OpenAI ChatGPT Operator Browser "Agent" Product
Overview#
OpenAI recently announced Operator, a research preview of ChatGPT designed as an autonomous agent capable of executing tasks across the Web. While it acts autonomously, effective prompting remains critical to its performance.
Operator is powered by the new CUA model, which combines GPT-4o’s vision capabilities with advanced reasoning developed through reinforcement learning (RL). Currently, it’s available to Pro users in the US at https://operator.chatgpt.com/. OpenAI plans to expand access to Plus, Team, and Enterprise users in the future.
The AI Agents Landscape#
Other major players in the AI agent ecosystem include:
Anthropic: Their agent, Claude Computer Use, is available as an API. However, adoption has been limited since it’s not directly accessible to consumers and primarily targets developers and early adopters.
Google DeepMind: They offer Mariner, a web-browsing agent powered by the Gemini 2.0 model.
Performance#
OpenAI claims that CUA outperforms competitors such as Claude Computer Use and Mariner in several benchmarks:
- WebArena Benchmark: CUA achieved a 58.1% success rate.
- WebVoyager Benchmark: CUA achieved an 87% success rate.
- OSWorld Benchmark: CUA achieved a 38.1% success rate.
Benchmark Notes#
- WebArena and WebVoyager assess web browsing agents on real-world tasks using browsers.
- OSWorld evaluates models’ ability to control full operating systems like Ubuntu, macOS, and Windows.
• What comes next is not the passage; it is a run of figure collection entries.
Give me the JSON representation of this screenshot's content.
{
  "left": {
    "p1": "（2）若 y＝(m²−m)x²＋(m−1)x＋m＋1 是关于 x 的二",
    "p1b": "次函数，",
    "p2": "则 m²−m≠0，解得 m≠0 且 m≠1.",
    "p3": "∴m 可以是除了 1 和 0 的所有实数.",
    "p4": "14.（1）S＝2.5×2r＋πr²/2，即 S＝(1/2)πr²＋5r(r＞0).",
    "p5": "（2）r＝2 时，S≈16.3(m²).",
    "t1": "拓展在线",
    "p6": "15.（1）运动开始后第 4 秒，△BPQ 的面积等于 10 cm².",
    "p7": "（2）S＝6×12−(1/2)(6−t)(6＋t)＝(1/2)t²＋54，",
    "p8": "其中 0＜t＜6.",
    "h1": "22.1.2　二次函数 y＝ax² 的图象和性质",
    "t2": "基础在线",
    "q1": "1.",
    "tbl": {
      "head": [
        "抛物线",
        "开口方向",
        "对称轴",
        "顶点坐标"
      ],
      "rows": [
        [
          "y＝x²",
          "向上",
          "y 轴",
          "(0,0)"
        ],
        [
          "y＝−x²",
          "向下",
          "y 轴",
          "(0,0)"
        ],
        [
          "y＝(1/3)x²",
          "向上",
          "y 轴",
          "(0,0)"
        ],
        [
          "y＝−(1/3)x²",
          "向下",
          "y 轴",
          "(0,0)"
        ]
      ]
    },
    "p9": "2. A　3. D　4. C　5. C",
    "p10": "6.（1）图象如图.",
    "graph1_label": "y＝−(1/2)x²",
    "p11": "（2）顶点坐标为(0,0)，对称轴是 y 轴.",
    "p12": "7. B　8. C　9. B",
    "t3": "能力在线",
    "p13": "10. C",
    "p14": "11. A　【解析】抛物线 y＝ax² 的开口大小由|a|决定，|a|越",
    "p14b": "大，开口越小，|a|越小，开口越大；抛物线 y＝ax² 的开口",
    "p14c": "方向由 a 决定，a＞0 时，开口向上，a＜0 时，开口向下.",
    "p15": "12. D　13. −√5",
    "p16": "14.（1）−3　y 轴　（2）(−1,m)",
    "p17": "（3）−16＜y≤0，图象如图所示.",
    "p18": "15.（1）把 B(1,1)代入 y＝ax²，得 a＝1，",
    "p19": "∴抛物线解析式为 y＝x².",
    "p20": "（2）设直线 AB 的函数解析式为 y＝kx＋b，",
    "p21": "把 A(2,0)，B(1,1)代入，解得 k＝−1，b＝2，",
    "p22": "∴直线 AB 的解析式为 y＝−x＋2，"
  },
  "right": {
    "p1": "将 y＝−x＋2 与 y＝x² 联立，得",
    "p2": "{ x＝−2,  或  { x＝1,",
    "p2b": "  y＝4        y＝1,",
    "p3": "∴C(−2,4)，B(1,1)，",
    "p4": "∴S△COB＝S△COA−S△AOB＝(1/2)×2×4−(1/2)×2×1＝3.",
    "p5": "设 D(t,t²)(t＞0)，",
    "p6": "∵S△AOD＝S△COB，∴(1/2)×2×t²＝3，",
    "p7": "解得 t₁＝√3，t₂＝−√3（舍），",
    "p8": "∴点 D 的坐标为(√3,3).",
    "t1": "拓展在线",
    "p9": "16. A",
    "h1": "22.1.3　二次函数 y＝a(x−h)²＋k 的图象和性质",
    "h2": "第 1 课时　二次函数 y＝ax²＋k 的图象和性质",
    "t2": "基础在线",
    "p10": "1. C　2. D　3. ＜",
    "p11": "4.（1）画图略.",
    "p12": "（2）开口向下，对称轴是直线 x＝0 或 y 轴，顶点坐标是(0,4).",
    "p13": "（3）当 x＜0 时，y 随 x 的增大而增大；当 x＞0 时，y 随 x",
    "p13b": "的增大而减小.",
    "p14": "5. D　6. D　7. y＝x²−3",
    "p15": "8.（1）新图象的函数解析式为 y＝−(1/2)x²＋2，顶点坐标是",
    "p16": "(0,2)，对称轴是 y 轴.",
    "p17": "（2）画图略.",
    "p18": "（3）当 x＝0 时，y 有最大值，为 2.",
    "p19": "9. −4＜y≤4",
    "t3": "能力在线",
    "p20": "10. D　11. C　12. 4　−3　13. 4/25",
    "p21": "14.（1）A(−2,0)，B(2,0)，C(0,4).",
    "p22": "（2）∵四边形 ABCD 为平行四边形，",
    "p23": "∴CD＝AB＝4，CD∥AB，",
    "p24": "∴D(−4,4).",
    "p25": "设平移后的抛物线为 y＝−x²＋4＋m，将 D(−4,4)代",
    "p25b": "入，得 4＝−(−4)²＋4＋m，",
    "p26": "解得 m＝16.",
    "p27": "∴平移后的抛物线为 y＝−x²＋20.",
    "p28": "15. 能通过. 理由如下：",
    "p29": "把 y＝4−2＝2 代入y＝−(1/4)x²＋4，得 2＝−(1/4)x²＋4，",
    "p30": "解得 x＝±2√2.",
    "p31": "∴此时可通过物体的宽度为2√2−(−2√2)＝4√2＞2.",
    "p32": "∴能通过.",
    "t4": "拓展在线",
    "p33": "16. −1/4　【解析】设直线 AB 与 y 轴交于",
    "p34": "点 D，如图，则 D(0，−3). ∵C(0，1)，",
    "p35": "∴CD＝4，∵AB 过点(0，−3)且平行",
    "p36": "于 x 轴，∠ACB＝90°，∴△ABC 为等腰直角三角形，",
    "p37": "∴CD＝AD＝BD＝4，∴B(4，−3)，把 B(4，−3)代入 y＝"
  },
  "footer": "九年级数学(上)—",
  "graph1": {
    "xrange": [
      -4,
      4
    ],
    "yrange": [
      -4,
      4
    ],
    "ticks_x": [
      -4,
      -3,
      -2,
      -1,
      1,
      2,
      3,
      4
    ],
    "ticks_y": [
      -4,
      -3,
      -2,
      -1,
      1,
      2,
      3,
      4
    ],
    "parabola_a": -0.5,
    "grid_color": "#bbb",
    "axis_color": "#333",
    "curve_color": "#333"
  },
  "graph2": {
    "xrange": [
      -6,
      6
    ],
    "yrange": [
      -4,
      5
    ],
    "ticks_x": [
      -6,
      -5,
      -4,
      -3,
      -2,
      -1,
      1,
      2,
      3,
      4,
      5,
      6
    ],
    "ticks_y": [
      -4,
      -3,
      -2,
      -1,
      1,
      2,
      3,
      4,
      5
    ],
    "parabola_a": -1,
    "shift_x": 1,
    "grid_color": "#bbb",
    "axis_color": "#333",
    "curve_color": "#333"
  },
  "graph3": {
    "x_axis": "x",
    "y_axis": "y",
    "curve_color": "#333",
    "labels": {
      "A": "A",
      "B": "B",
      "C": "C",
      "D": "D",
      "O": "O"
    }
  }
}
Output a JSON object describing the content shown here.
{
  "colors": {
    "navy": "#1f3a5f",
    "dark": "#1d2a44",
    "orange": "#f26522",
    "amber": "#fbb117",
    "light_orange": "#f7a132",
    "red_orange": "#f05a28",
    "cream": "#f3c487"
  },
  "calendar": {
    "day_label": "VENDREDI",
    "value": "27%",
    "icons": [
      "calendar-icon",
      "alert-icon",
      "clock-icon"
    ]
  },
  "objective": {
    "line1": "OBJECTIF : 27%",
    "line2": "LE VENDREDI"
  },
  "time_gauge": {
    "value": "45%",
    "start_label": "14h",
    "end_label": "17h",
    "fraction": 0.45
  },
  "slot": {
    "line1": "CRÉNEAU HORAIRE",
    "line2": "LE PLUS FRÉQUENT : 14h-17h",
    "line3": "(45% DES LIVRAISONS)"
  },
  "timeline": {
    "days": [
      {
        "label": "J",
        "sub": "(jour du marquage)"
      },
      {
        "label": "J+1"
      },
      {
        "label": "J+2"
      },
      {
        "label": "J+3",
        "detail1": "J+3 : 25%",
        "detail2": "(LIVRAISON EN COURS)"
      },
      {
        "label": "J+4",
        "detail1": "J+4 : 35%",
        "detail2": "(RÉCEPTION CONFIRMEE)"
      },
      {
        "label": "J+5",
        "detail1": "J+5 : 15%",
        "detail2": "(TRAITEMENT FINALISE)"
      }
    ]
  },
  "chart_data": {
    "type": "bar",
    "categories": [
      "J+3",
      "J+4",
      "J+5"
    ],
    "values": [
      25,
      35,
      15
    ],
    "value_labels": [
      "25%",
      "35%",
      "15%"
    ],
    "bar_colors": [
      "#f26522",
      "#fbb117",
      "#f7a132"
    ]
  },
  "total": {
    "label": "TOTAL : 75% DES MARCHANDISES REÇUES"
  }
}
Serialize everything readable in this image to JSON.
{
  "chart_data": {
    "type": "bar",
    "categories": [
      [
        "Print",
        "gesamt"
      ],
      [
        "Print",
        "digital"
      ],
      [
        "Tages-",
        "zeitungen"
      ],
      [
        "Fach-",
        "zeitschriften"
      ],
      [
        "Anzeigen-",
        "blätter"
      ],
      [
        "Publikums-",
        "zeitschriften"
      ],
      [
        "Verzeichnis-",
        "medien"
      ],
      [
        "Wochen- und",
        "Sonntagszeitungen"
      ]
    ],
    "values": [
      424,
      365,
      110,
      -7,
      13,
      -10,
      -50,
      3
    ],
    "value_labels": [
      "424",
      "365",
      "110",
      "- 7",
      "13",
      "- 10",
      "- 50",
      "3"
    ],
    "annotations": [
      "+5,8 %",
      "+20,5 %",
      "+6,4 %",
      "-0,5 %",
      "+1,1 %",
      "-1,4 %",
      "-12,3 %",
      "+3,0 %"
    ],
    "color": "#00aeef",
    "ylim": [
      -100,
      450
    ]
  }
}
![](openai_cua_evals_1.png)
![](openai_cua_evals_2.png)
Initial Reviews#
Early user feedback (source) highlights several features and limitations:
Key Features:
- Access to a dedicated browser with real-time monitoring and manual control options.
- Workflow-saving capabilities for repetitive tasks.
- Ability to handle complex tasks lasting up to 20 minutes.
- A sleeker user interface compared to Anthropic’s Claude Computer Use.
Limitations:
- Restricted access to certain websites like YouTube.
- Better suited for task execution (e.g., TaskRabbit-like scenarios) than research assistance.
Miscellaneous:
- Does not support visiting platforms like 4chan for controversial tasks (source).
Security#
Simon Willison’s notes provide insights into OpenAI’s approach to mitigating prompt injection risks and other security concerns.
Use Cases and Demos#
Rowan Cheung showcased impressive use cases and results, illustrating Operator’s strengths and limitations.
How Operator Works#
Operator is powered by a brand new model that OpenAI are calling CUA, for Computer-Using Agent. It’s interesting to see that the model has this known codename, Orion in the leak.
If you’re interested in the technical detail, refer to OpenAI’s separate announcement covering that new model and the research behind it.
Analysis of CUA’s Strengths and Weaknesses#
(Coming soon)
Opinion#
While Operator is not AGI, it represents significant progress toward more autonomous systems. However, accessibility remains a concern, with Pro access priced at $200 per month, sparking criticism that Operator caters only to “AGI-rich” users.
The experience of watching AI navigate tasks can feel cumbersome, and privacy/security risks remain a top concern for many users. Simon Willison’s critique of the term “agents” as overly vague (source) resonates, as does skepticism about the overhyped nature of Operator.
Why It Matters#
Anthropic, Google, OpenAI, and Microsoft are all heavily invested in AI agents, signaling that this area will shape the future of AI development.
The Future#
As Andrej Karpathy (tweet) notes:
Projects like Operator are to the digital world as humanoid robots are to the physical world.
Community and Open Source#
With Operator priced at $200 for Pro users, open-source alternatives are gaining traction. Notable efforts include ByteDance’s Apache 2.0 licensed reasoner agent, which outperforms GPT-4o and Claude for computer use (source).
Closing Thoughts#
The 2025-2035 period is likely to mark a decade of new paradigms in human-computer collaboration. Personally, I’m bullish about the potential for growth and innovation in this space.